Benedetto Vecchi Manifesto 20.10.2015, 0:30
I cacciatori di innovazione si muovono accorti. Frequentano le università, ma anche le strade; sono come i «cacciatori di tendenza» per il mondo dorato delle fashion house. Devono cioè essere interni a uno stile di vita, ma mantenere la giusta autonomia, perché rispondono ai loro committenti. Possono però trasformarsi in società di intermediazione tra gli «innovatori» e le imprese. Ma per fare questo significa organizzare un «evento» che raccolga entrambi gli «attori» in uno stesso spazio. Il Maker Faire italiano segue questa logica. L’appuntamento che si è svolto tra giovedì e domenica della scorsa settimana ha costituito la sperimentazione di una dispositivo che garantisce un flusso di innovazione tra makers e imprese basato sulla «cattura» da parte di quest’ultime delle conoscenze e dei prototipi sviluppati al di fuori delle loro mura.
Antenati blasonati
Ma se questa riduzione dell’innovazione a merce da acquistare sul mercato è il dato che emerge dai successi delle fiere dei makers, sono altri gli elementi che sono aggressivamente entrati in scena. Si tratta di quel processo, variamente declinato teoricamente negli scorsi anni, che vede la condivisione delle conoscenze trasformata da possibile alternativa all’economia di mercato a nuova frontiera di un «capitalismo estrattivo» che attinge al lavoro di ricerca di giovani laureati in cerca di successi imprenditoriali.
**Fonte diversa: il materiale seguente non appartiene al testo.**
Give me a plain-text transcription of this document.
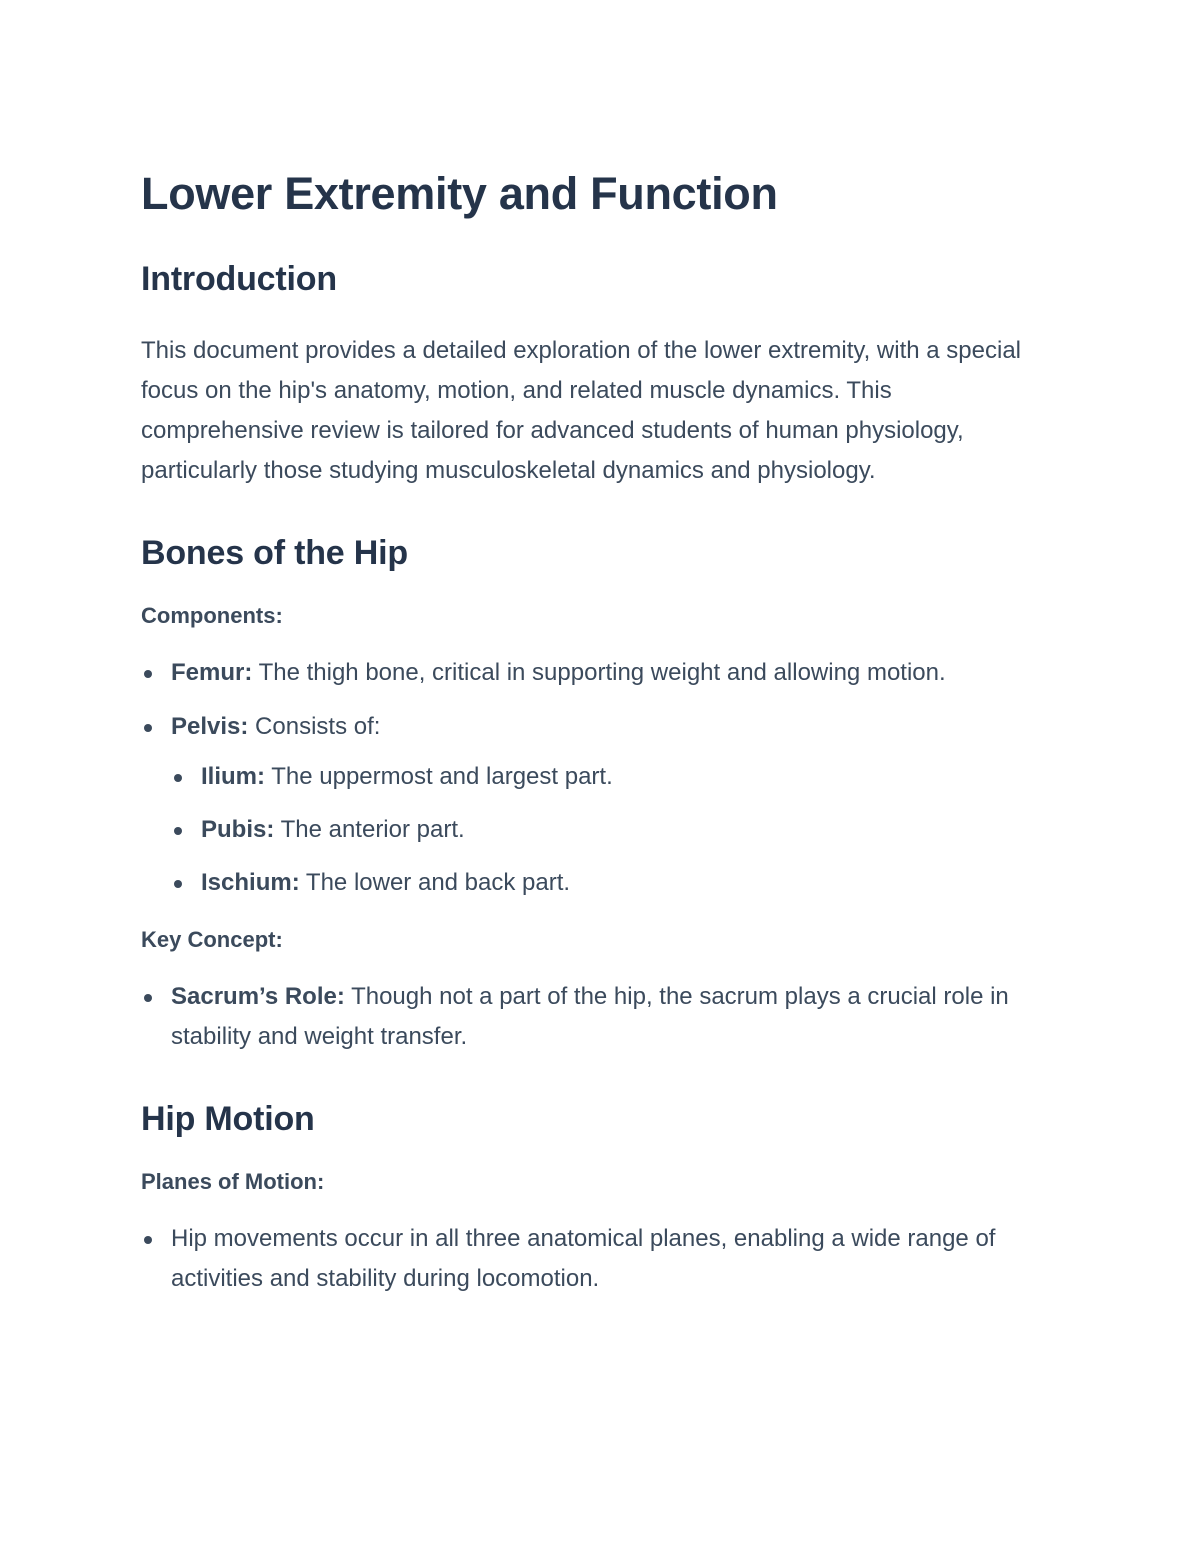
Lower Extremity and Function
Introduction

This document provides a detailed exploration of the lower extremity, with a special focus on the hip's anatomy, motion, and related muscle dynamics. This comprehensive review is tailored for advanced students of human physiology, particularly those studying musculoskeletal dynamics and physiology.

Bones of the Hip

Components:

Femur: The thigh bone, critical in supporting weight and allowing motion.
Pelvis: Consists of:
Ilium: The uppermost and largest part.
Pubis: The anterior part.
Ischium: The lower and back part.

Key Concept:

Sacrum’s Role: Though not a part of the hip, the sacrum plays a crucial role in stability and weight transfer.
Hip Motion

Planes of Motion:

Hip movements occur in all three anatomical planes, enabling a wide range of activities and stability during locomotion.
I makers hanno d’altronde antenati blasonati, almeno negli Stati Uniti. È da oltre tre decenni che la rivoluzione al silicio è raccontata come la sommatoria di tanti episodi che hanno molte varianti, ma un’unica invarianza: quei giovani talentuosi che si riuniscono in un anonimo garage o scantinato per dare forma a prototipi che cambieranno la loro vita. L’innovazione qui è descritta come un fattore neutro, indifferente al mondo delle corporation. Cioè che conta, in questa grande fiction narrativa, è il successo nell’aver trasformato un’intuizione in un prodotto, condividendo le idee con i propri simili, in un delicato equilibrio di cooperazione e competizione. Quel che conta, tuttavia, è che l’innovazione veniva comunque ricondotta alle regole bronzee del capitalismo, attraverso l’acquisizione di quelle conoscenze da parte delle imprese oppure che in quel gruppo di giovani talentuosi emergesse una figura che «immaginasse» come trasformare un’idea in impresa. Steve Jobs, Bill Gates, Mark Zuckeberg, Sergej Brin e Larry Page vengono tutti da una esperienza di condivisione e socializzazione delle conoscenze.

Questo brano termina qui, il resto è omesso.